The stations will be built and managed by the oil companies and the profit goes to them, while they will hire employees provided by the City Administration.

The 16 fuel stations will provide different services such as car washes, cafeterias and garages and will hire between 20 and 30 street vendors at each fuel station, a workforce that will be supplied by the Addis Abeba Urban Food Security & Job Creation Agency.

The Bureau made a request to the Addis Abeba City Administration's Land Development & Management Bureau asking for land as early as July 2019 and secure the land within three months, according to Dagnachewu Lole, director of informal trade formalisation at the Bureau.

"We were contacted and invited by the City Administration to hold discussions about the scheme in July 2019," said Eshetu Zeleke, CEO for ODDA Integrated Transport S.C.

"We then submitted their proposal for the project that involved details about the fuel station to be built as well as the salaries they are willing to pay," Eshetu said, who is one of the oil company owners that participated in the job creation for street vendors.

The new formalisation scheme comes after a recommendation from Deputy Mayor Takele Uma and is part of the City Administration's goals set in the current fiscal year.

Since a directive was enacted by the city two years ago that offered individuals operating in the informal sector a path toward formalisation, the Bureau has allowed street vendors to trade in designated areas.

In addition to building fuel stations, the city is also planning to build 148 small shops.
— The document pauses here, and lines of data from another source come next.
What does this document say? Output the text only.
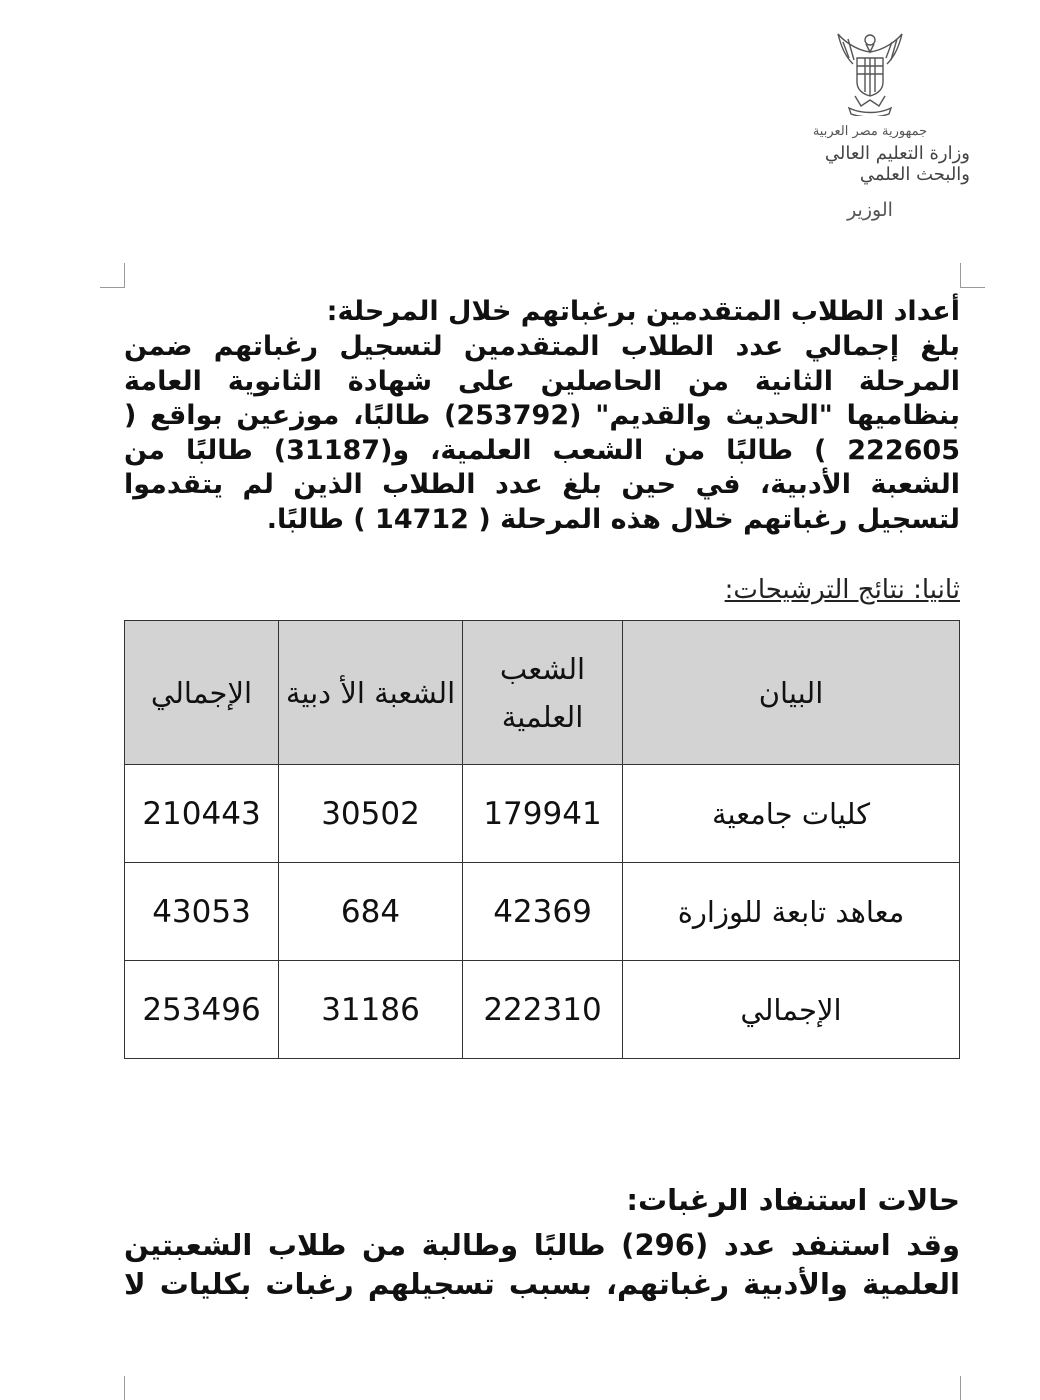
جمهورية مصر العربية
وزارة التعليم العالي والبحث العلمي
الوزير
أعداد الطلاب المتقدمين برغباتهم خلال المرحلة:
بلغ إجمالي عدد الطلاب المتقدمين لتسجيل رغباتهم ضمن المرحلة الثانية من الحاصلين على شهادة الثانوية العامة بنظاميها "الحديث والقديم" (253792) طالبًا، موزعين بواقع ( 222605 ) طالبًا من الشعب العلمية، و(31187) طالبًا من الشعبة الأدبية، في حين بلغ عدد الطلاب الذين لم يتقدموا لتسجيل رغباتهم خلال هذه المرحلة ( 14712 ) طالبًا.
ثانيا: نتائج الترشيحات:
البيان	الشعب العلمية	الشعبة الأ دبية	الإجمالي
كليات جامعية	179941	30502	210443
معاهد تابعة للوزارة	42369	684	43053
الإجمالي	222310	31186	253496
حالات استنفاد الرغبات:
وقد استنفد عدد (296) طالبًا وطالبة من طلاب الشعبتين العلمية والأدبية رغباتهم، بسبب تسجيلهم رغبات بكليات لا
To be implemented in all districts of the city, the small shops will cover an area between 30Sqm to 100Sqm of land.

The Bureau will use a raffle system that rotates periodically to grant the 148 stalls to the traders.

To date, 56,000 people have registered, out of whom 19,600 have been issued identification cards, and registration will continue until the coming month to give vendors a chance to have their businesses legally registered, according to Dagnachewu.

Street vendors have to present identification cards from a kebeleupon registration after which they will be issued a taxpayer identification number (TIN) and a badge to wear at all times while working in the marketplaces.

"The initiative is beneficial for the government, traders and the city's residents," said Dagnachewu. "The government will benefit from the taxes paid by the traders, the traders will have a stable venue where they can sell their goods and customers will shop without frustration."

There are currently close to 80,000 informal traders in Addis Abeba.

However, experts in the area have doubts about the success rate of the scheme.

"The City Administration builds different structures every year to create formal jobs for the public," said Worku Mekonene (PhD), associate professor of business administration at Addis Abeba University's College of Business & Economics.

"But because of various problems such as inadequate planning, problems in design and the low standard of the construction, they never meet the target," added Worku.

Eshetu agrees with the expert and points to the difficulty of the new project.

"The scheme is very complicated, and there is a clear lack of detail and transparency in regard to the outlining of responsibilities," Eshetu told Fortune.

A few months ago another scheme tried to use free space in the city to formalise the vendors. A high number of street vendors and unemployed youth built tents and makeshift sheds across the city.

But after a public outcry over the tents and sheds ruining the image of the city, the City Administration made the decision to demolish the structures and took no responsibility for their occurrence.